Le
Monde, 28/05/1992
DEBAT
Survivrons-nous à la Yougoslavie ?
Par Pascal Bruckner
PLUS
jamais ça ! L'Europe d'après 1945 a été bâtie
sur ce serment : jamais plus de conflits armés, de persécutions,
de massacres sur le sol européen. Et la réconciliation franco-allemande
avait d'abord ce sens fondamental : mettre la guerre hors la loi, régler
tous les litiges entre nations par des pourparlers, des compromis. Or, depuis
un an, nous assistons au retour du cauchemar que nous avions cru conjuré
pour toujours ; depuis un an, l'armée serbo-fédérale et le
gouvernement de Slobodan Milosevic rejouent, à échelle réduite,
la deuxième guerre mondiale, la dimension génocidaire en moins (même
si l'on parle beaucoup à Belgrade en ce moment de " solution finale
" pour le Kosovo).
Des scènes
d'horreur inimaginables ont lieu à deux heures d'avion de Paris : des villes
et des villages sont rasés, des populations terrorisées et forcées
au départ, des camps de concentration érigés, des prisonniers
exécutés du seul fait qu'ils ont eu le tort de naître musulmans,
croates, hongrois ou albanais. Depuis un an, nous tolérons passivement
le pire, et nous le tolérerions encore si l'Amérique, et elle seule
encore une fois, n'avait tapé du poing et décidé que la barbarie
serbe avait assez duré.
Sauver
l'honneur
Depuis
un an, une avalanche d'arguments fallacieux sont avancés par les gouvernements
européens pour ne rien faire : les peuples de l'ex-Yougoslavie seraient
des tribus animées uniquement par la haine et la cruauté et menant
une guerre primitive. Sous prétexte de dissuader l'éveil des nationalismes
en Europe centrale, on a cru bon de mettre sur le même plan la victime et
l'agresseur (exercice dans lequel l'intelligentsia française a excellé
avec une rare bêtise). Ce faisant, on a encouragé l'agresseur, lequel,
fort de son impunité, se croit autorisé à tout régler
par les armes et à porter le fer et le feu où bon lui semble dans
la région.
Pouvait-on
rêver contresens plus merveilleux, aveuglement plus fatal : on a donc renforcé
le nationalisme du plus puissant, à savoir de Belgrade (au risque de donner
un très mauvais exemple aux pays de l'ex-URSS, peut-être tentés
de suivre à leur tour ce modèle militariste et ultrachauvin). Or,
quelles que soient les réserves que nous inspirent les gouvernements de
Croatie et de Bosnie, ils comportent une différence fondamentale avec celui
de Belgrade : ils n'ont pas voulu la guerre, ils ont tout fait pour l'éviter.

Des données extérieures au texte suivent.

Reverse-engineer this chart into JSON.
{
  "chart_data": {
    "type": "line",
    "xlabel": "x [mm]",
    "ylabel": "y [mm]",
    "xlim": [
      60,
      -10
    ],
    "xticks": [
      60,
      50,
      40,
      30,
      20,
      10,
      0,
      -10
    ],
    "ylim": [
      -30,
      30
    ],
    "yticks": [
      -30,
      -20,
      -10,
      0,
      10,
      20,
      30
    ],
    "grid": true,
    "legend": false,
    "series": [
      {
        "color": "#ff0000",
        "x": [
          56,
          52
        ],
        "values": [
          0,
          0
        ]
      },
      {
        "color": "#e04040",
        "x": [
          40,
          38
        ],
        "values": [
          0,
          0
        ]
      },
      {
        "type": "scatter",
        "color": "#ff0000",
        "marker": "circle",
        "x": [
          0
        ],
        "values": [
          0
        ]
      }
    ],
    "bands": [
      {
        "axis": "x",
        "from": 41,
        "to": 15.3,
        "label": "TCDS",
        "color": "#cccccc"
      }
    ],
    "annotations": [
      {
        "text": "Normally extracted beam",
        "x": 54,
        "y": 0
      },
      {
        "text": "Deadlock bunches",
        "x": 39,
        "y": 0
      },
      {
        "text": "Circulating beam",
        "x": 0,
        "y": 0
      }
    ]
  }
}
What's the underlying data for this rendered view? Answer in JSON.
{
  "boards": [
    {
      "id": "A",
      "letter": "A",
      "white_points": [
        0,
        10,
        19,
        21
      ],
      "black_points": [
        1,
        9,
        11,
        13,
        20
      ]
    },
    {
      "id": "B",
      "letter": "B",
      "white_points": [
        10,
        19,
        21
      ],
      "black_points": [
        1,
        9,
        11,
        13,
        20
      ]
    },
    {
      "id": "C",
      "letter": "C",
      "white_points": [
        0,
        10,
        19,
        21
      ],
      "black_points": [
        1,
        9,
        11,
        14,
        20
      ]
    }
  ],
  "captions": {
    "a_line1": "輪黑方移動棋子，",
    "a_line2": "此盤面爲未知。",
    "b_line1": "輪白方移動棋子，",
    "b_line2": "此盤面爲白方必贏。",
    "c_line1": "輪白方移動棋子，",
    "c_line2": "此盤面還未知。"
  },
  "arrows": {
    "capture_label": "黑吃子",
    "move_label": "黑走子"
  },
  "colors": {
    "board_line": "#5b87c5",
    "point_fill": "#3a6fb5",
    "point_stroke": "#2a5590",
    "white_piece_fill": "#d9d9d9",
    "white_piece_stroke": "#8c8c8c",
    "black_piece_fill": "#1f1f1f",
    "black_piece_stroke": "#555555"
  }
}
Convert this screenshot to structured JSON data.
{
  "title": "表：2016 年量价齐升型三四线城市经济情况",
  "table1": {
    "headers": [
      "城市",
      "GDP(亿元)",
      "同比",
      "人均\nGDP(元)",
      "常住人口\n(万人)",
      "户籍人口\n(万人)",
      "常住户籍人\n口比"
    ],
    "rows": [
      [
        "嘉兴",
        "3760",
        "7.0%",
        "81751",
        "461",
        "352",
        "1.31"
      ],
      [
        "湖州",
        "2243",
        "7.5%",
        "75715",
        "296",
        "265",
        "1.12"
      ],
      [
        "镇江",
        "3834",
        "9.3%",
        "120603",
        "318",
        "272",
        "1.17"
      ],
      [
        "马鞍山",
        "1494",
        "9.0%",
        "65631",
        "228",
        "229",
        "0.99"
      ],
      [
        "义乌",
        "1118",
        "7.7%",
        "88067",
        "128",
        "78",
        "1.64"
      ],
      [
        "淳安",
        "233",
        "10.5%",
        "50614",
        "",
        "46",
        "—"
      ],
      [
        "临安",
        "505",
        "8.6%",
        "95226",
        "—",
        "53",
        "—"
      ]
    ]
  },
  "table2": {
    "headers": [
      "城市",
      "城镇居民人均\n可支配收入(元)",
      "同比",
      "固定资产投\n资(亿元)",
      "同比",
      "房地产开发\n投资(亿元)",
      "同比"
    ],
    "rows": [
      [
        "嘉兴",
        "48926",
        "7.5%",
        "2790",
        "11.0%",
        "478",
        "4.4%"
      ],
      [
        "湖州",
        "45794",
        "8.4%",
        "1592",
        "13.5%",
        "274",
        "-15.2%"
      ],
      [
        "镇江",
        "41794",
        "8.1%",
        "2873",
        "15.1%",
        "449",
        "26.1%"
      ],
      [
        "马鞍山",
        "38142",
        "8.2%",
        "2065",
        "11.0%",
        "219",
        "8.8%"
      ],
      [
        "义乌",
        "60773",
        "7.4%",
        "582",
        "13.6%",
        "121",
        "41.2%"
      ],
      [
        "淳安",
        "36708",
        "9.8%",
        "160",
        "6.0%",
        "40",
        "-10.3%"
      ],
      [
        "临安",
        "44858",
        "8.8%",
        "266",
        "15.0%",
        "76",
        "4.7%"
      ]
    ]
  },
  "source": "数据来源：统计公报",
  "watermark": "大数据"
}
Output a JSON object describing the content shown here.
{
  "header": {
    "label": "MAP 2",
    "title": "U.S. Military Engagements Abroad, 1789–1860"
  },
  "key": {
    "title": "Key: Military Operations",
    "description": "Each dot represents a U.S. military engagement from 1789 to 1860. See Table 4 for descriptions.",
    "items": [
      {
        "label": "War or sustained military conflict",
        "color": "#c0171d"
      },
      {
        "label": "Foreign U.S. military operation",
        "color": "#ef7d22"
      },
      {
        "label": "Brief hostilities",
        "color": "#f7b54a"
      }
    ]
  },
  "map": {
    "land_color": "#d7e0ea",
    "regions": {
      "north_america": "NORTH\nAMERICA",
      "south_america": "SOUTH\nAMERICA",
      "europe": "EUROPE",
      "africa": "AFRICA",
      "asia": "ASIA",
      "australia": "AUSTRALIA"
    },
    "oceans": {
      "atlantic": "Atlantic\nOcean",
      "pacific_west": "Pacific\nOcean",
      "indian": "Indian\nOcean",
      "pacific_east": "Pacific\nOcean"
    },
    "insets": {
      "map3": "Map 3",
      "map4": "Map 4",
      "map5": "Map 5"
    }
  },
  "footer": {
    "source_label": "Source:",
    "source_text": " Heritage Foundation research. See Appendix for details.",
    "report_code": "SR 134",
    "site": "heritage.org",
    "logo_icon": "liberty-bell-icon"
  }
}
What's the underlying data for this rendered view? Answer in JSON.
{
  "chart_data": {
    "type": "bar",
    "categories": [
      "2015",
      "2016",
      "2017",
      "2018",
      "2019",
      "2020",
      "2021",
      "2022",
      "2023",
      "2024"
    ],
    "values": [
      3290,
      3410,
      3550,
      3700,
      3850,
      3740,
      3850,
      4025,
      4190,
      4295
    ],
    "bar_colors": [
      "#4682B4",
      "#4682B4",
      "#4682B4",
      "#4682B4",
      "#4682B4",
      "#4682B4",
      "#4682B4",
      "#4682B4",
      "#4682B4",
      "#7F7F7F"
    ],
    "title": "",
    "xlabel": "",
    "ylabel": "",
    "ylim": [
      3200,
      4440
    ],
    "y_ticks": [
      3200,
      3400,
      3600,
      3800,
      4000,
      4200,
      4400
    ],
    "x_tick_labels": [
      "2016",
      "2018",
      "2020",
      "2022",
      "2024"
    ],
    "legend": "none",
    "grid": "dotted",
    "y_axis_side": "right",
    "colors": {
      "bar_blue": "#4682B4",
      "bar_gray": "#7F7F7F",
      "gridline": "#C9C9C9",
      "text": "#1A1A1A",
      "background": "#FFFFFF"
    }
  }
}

Et pour cause, puisqu'ils sont les plus faibles. Par ses atermoiements, sa lâcheté,
l'Europe s'est révélée un gigantesque ectoplasme, enivré
de formules creuses et noyé dans sa propre impuissance.
On peut
tempêter à loisir contre l'Oncle Sam, sa culture décadente
et ses velléités impérialistes ; il n'empêche que,
dans les situations d'exception, l'Amérique est seule capable de prendre
les vraies décisions. Avant-hier, dans la lutte contre le nazisme, hier
contre les Soviétiques, puis lors de la crise du Golfe. Sans Washington,
hélas, nos libertés politiques ne pèseraient rien, et l'idée
européenne est peut-être morte sur un champ de bataille quelque part
entre Vukovar et Sarajevo.
Il est
encore temps de sauver l'honneur et, aux côtés des Américains,
de tout faire afin d'isoler, réduire, écraser, au besoin par la
force, le régime de Milosevic avec ses rêves de purification ethnique,
son goût du martyre et du sang, ses fureurs guerrières. D'abord pour
que la paix revienne dans les Balkans. Ensuite pour le peuple serbe lui-même,
momentanément égaré, et qui mérite un autre destin.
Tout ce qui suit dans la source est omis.